Namjoon und ich sind uns erst ein einziges mal begegnet, aber dieses mal hat gereicht um mich wissen zu lassen, dass Namjoon die Persönlichkeit ist, die sich am meisten auf den Verstand statt auf die Gefühle verlässt und doch spricht hier gerade die Wut aus ihm. Ich hätte niemals damit gerechnet ihn jemals so emotional zu erleben, so besorgt und das obwohl ich dachte er würde Jungkook genauso hassen wie Hoseok und Jin es tun.

Aber Namjoon ist anders. Er weiß wahrscheinlich besser als jeder von den fünf anderen, in was für einer Lage sie sich befinden, macht bei seiner Denkweise allerdings einen Fehler bezüglich Jungkook. Er unterschätzt ihn. "Du magst Recht haben, ja es ist sogar ziemlich wahrscheinlich das er die Wahrheit nicht ertragen wird, aber was soll er sonst tun? Das ist Jungkooks Leben, er hat das Recht darüber bestimmen zu dürfen und wenn es die Wahrheit ist, die er erfahren möchte, dann helfe ich ihm dabei. Ihr habt genug getan, es ist an der Zeit, dass auch er einen Stück der Last trägt."

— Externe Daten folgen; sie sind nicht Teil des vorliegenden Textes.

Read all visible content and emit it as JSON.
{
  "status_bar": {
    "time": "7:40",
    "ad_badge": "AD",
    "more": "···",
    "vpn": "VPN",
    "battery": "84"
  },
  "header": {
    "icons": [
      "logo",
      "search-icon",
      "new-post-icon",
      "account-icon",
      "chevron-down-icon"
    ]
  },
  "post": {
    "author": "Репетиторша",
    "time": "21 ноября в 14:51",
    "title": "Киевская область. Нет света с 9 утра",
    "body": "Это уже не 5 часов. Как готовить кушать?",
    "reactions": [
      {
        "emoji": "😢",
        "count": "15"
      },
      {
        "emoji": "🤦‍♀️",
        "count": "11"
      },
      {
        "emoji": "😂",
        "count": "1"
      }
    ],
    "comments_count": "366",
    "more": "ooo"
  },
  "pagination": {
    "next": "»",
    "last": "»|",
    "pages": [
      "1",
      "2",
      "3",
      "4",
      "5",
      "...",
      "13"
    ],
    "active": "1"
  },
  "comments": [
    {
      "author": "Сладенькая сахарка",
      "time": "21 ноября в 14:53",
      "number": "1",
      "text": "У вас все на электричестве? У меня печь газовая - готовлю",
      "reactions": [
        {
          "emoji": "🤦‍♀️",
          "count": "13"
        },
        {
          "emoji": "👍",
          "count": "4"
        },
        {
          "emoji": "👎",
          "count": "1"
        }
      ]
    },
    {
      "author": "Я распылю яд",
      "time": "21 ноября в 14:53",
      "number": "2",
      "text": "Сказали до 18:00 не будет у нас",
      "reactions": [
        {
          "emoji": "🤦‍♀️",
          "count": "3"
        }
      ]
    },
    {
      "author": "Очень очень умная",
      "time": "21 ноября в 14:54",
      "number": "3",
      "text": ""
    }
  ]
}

Meine Worte überraschen mich selber und noch überraschter, ja fast schon fasziniert, bin ich von der eigenen Überzeugung. Ich habe selten an etwas so sehr geglaubt wie an Jungkook in diesem Moment. Es war nicht einfach so daher gesagt, es ist mein voller Ernst, dass ich ihn auf seinem Weg begleiten werde, welchen er auch wählen mag.

Meine Ansprache scheint allerdings nur mir selber klar gemacht zu haben welches Ziel vor Jungkook und mir liegt und das wir es mit allen Mitteln erreichen wollen. Namjoons Gesichtsausdruck hat sich kein Stück verändert, genauso wenig wie der Zweifel in seinen Augen.

"Deine Naivität wird euch beide verletzen, Taehyung. Das Leben ist ein Kampf und die Erde ist das Schlachtfeld, auf dem dieser ausgetragen wird. Es klingt für uns Menschen hart, aber Darwin hatte Recht mit dem was er sagte." Er stützt sich an dem Sofa ab und steht auf während er mich weiterhin ansieht. "Die Starken überleben in dieser Welt und die schwachen werden von ihnen getötet."